Wednesday 11 June 2008

Losing touch with the image

A rejected abstract for a conference paper.

On serait tenté de dire que la pensée est toujours locataire: toujours en un lieue, toujours dans le lieu et l’avoir-lieu, mais jamais comme propriétaire, ayant sa propriété dans le transport et dans le déménagement. (Jean-Luc Nancy)

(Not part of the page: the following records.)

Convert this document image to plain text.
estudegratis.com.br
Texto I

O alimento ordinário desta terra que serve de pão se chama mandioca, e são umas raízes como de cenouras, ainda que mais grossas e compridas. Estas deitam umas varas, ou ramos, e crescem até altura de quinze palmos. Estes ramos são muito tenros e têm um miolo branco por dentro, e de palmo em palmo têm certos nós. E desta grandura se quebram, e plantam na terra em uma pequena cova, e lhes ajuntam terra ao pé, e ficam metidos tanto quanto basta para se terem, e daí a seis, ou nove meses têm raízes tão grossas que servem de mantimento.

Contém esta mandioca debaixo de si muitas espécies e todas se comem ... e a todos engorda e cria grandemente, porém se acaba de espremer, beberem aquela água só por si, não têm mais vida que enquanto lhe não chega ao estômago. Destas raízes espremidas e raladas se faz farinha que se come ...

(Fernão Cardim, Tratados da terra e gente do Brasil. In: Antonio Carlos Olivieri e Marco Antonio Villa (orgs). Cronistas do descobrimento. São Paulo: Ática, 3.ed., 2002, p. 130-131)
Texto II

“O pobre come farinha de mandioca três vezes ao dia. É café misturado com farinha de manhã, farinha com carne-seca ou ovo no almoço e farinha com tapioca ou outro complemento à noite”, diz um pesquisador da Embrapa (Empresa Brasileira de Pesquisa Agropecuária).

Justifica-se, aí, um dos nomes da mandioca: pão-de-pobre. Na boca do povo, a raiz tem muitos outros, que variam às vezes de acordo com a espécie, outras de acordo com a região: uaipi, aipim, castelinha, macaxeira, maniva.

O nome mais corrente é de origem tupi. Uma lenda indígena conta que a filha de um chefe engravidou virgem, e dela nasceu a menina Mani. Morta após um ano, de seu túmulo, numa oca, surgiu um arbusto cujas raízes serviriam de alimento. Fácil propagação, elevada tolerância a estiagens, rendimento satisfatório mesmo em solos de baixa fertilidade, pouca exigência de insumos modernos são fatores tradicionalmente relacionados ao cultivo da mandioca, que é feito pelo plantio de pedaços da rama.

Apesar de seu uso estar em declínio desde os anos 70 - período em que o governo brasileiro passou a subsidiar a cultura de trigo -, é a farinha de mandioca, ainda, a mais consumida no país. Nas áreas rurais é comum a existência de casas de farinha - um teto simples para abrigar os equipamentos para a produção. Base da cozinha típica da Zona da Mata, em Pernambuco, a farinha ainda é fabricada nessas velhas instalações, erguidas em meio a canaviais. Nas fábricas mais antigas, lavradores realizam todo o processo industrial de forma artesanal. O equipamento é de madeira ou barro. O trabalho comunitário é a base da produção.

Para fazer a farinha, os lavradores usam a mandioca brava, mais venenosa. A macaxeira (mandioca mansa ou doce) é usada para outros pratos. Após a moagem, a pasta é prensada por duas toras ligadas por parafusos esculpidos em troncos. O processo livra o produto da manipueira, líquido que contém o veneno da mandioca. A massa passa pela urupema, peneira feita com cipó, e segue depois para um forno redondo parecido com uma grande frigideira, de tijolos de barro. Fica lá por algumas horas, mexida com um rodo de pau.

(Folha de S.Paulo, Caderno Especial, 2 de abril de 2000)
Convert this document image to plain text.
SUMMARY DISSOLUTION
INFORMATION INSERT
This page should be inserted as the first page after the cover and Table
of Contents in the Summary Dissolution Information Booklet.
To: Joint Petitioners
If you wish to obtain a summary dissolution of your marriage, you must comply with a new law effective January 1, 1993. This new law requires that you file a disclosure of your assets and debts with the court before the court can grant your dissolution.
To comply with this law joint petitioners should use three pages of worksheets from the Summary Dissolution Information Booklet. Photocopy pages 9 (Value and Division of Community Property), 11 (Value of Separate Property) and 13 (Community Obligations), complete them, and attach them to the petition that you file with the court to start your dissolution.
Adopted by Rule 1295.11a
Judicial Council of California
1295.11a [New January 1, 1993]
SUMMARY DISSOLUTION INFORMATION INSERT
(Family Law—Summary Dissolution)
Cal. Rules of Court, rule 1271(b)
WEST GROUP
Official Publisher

According to the formulation of Jean-Luc Nancy thought rents a place but never owns it. Its property and its properties inhere in transport, in moving from place to place. In an era characterised by fluidity of boundaries, in an era identified by pre-set obsolescence, by new velocities demanding a new ethology (in Virilio’s terms, a dromology), the era of dislocation is in full flow. The discipline of film studies is subject to a particular trauma in this context. As books such as Rodowick’s The Virtual Life of Film suggest, on the one hand its specificity as understood in a certain historical context is, in the eyes of some, already in the past, while for others that specificity is feast moveable through new supports and channels of viewing. In the first case what remains for writing and teaching in the area of film studies is a thanatographic enterprise, in the second a potentially problematic neutrality. What if the object of scrutiny – cinema -, the exemplar intended to stand in for the vanishing discipline (of Film Studies underpinned by ‘Theory’) were obstinately to remain lost in its out of joint “conducts of time” (Alliez), were itself intermittent (to use a Rancièrean formulation), or interstitial (to use a more Deleuzean vocabulary)? This paper attempts to sketch an answer to these questions by returning to an idea put forward by Raymond Bellour some twenty years ago but explored afresh in the light of key films in the intervening period where the ‘touch’ of video (and other media) and film takes place. It will be suggested that this ‘touch’ represents a challenge to the teaching of film studies as well as suggesting the exigency of film theory in the face of cognitivist and other declarations of abandonment. The argument will draw, inter alia, on examples from Rivette, Egoyan, Godard, Sissako and Gordon and Parreno.